Jack Daniels with everything – an evening at Seafire
I have a gripe about restaurants in Dubai. Despite acres of choice it’s difficult to find somewhere nice for casual dining. A lot do ‘fancy’, but where do you go when you don’t have a yearning for a tian of vegetables, a venison jus or dessert with a tuile? Street food is fine but I’d like to enjoy a nice glass of wine (without renegotiating my overdraft)? The ‘all-in buffet-style’ dining places offer value for money but they’re better suited for a school class Mum’s gathering (no-one fights about the bill). Simple food, nice surroundings with a drinks menu at a ‘mid-week kind of price’ is what I’m searching for. I just wish Carluccio’s was licensed here.
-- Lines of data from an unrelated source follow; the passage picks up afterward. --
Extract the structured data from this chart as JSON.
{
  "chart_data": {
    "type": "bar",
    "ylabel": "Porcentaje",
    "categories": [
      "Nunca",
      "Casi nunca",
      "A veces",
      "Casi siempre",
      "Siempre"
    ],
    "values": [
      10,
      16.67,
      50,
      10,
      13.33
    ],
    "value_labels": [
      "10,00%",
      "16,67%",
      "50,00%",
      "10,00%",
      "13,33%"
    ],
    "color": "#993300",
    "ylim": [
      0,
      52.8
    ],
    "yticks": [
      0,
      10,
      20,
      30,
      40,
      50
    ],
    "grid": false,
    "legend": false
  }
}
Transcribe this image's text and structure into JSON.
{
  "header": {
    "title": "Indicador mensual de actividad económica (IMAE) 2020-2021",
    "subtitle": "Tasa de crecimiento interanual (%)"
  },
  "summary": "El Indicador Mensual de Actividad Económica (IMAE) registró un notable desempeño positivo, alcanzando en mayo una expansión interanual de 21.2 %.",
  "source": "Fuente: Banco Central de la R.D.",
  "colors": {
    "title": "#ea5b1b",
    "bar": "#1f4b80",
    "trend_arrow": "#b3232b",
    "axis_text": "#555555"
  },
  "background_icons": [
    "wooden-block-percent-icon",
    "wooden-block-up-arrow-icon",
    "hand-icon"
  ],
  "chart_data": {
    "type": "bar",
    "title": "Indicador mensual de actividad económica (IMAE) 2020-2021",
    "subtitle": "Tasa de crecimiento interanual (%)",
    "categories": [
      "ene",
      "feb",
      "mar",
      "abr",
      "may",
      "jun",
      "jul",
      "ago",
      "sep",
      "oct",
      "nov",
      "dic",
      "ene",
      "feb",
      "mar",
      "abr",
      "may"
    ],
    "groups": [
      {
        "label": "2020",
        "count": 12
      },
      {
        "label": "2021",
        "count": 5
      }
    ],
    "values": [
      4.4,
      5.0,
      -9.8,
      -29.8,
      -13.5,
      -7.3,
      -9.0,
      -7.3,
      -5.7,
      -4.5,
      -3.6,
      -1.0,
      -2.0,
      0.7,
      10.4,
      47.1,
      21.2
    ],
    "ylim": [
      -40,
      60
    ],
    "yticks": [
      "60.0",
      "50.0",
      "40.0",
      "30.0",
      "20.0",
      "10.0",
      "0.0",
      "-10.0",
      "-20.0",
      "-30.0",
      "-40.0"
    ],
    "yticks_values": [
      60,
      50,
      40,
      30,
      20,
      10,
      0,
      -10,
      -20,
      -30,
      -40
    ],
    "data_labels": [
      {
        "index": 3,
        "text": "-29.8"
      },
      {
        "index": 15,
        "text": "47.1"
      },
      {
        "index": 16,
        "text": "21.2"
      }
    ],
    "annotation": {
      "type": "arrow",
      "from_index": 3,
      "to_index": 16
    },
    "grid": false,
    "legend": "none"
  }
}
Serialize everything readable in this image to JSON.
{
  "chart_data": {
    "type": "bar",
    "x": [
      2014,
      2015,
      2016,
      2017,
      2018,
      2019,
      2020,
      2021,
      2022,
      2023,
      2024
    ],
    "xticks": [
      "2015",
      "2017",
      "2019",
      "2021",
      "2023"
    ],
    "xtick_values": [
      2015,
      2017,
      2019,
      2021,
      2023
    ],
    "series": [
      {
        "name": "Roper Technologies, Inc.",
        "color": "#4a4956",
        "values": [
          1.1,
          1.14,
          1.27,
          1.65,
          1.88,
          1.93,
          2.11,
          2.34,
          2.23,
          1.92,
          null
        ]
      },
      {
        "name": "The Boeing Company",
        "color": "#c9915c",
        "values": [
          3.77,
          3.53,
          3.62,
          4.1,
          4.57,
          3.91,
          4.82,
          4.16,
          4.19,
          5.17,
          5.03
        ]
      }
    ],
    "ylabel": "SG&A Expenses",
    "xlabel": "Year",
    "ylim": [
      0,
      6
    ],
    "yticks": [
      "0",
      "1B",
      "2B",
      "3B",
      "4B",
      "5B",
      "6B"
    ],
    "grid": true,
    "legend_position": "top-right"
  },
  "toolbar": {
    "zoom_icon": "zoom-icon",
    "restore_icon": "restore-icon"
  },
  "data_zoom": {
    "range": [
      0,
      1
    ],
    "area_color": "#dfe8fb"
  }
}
Anyway, when I was invited (more about that later) to Seafire at Atlantis I was prepared for swanky. This turreted pink hotel, out on The Palm Jumeirah, is just the wrong side of gaudy for me, but there is no denying the lavishness and grandeur of it all. We were there to try the new Jack Daniel’s menu so got started with Lynchburg Lemonade and Amaretto Jack cocktails. This is special Seafire Single Barrel Jack Daniel’s - a blend specially created for the restaurant. You may remember that I’ve cooked with Jack Daniel’s and my husband makes a mean Lynchburg so I was intrigued. We met Grant Murray, the very welcoming executive chef, who apologised that his baker had not added any corn to the corn bread but he’d rustle up something lovely for us.
Seafire, like most of the spaces in Atlantis, is absolutely enormous; the warehouse-sized space is made less intimidating by wooden beams, gigantic suspended lighting, a circular open kitchen and a vast marble bar. Red leather chairs and ochre sofas provide comfort, the lighting is quite dim and the soundtrack a bit Buddah Bar-ish (if you know what I mean). It was full of families with white blonde, impeccably behaved children (most playing quietly with i-pads and the like) – Danish school holidays?
‘You know what a corn dog is don’t you?’ said our breezy waitress. Actually I didn’t. The menu was inspired by Southern American comfort food – sort of posh barbecue and drive-in-movie; a Brit from South-West England was all at sea. It was minced chicken and beef with cheese, deep fried in a crispy coating, on a stick. ‘Just throw it in your gob as usual’ said ‘Breezy’ (more friendly and polite than this sounds on the page). We did and it was a great initiation to corn-dogs.
The slow-braised ribs (from specially bred, fed, reared and imported Atlantis Australian beef) marinated in Jack Daniel’s barbecue sauce were unctuous slabs of meat falling off the bone (and quite enormous – are you getting a theme here?). The coleslaw was packed with interesting crunchy bits and there was a sweet little corn on the cob on the side. Something plain, like bread, would have been a good foil for the richness but it never arrived. However, we never asked and the attentive staff including very charming and enthusiastic Jeet would have obliged if we had, I’m sure (and they offered us more of everything else).
If you like ice-cream (Jack D and hazelnut) with chunks of Hershey’s milk chocolate, fudgey bits and sauce then the dessert would have made your day. I like 90 percent bitter chocolate and, dare I say this, I’m not very keen on ice-cream so I think it was wasted on me. The single barrel Jack Daniels was another thing and rounded off a very lovely evening with smooth, warm, vanilla-ey, deliciousness. The enormous space meant my friend and I nattered all night without being overheard but still feeling part of the atmosphere.
The menu is 195 AED per person (for three courses plus I think this includes a shot of the Seafire Jack with dessert) so it just fits into mid-range, unfancy (although you’d bump up the bill if you indulged in the JD Single Barrel cocktails). It was a perfect night out with a good friend, mid-week. Recommend to friends as good value and a bit of a treat? I have already.
Would I have thought the same if I hadn’t been a the guest of Atlantis and how did this come about? It’s quite common in Europe and the USA for established food bloggers to be invited to review all kinds of things (read here for an exhausting account of Mathilde’s Cuisine’s week in London). Tarik and Amanda from Atlantis marketing were absolutely charming with their invitation and our welcome was fit for VIPs. I thought why not try something different – but it does raise questions about whether it might have an impact on the integrity, content and style of what I’m writing. And do you, dear reader, really want to hear about me going out as a guest? Should I just enjoy it while it lasts?! What are your thoughts – do please let me know in the comments. I’d appreciate your feedback.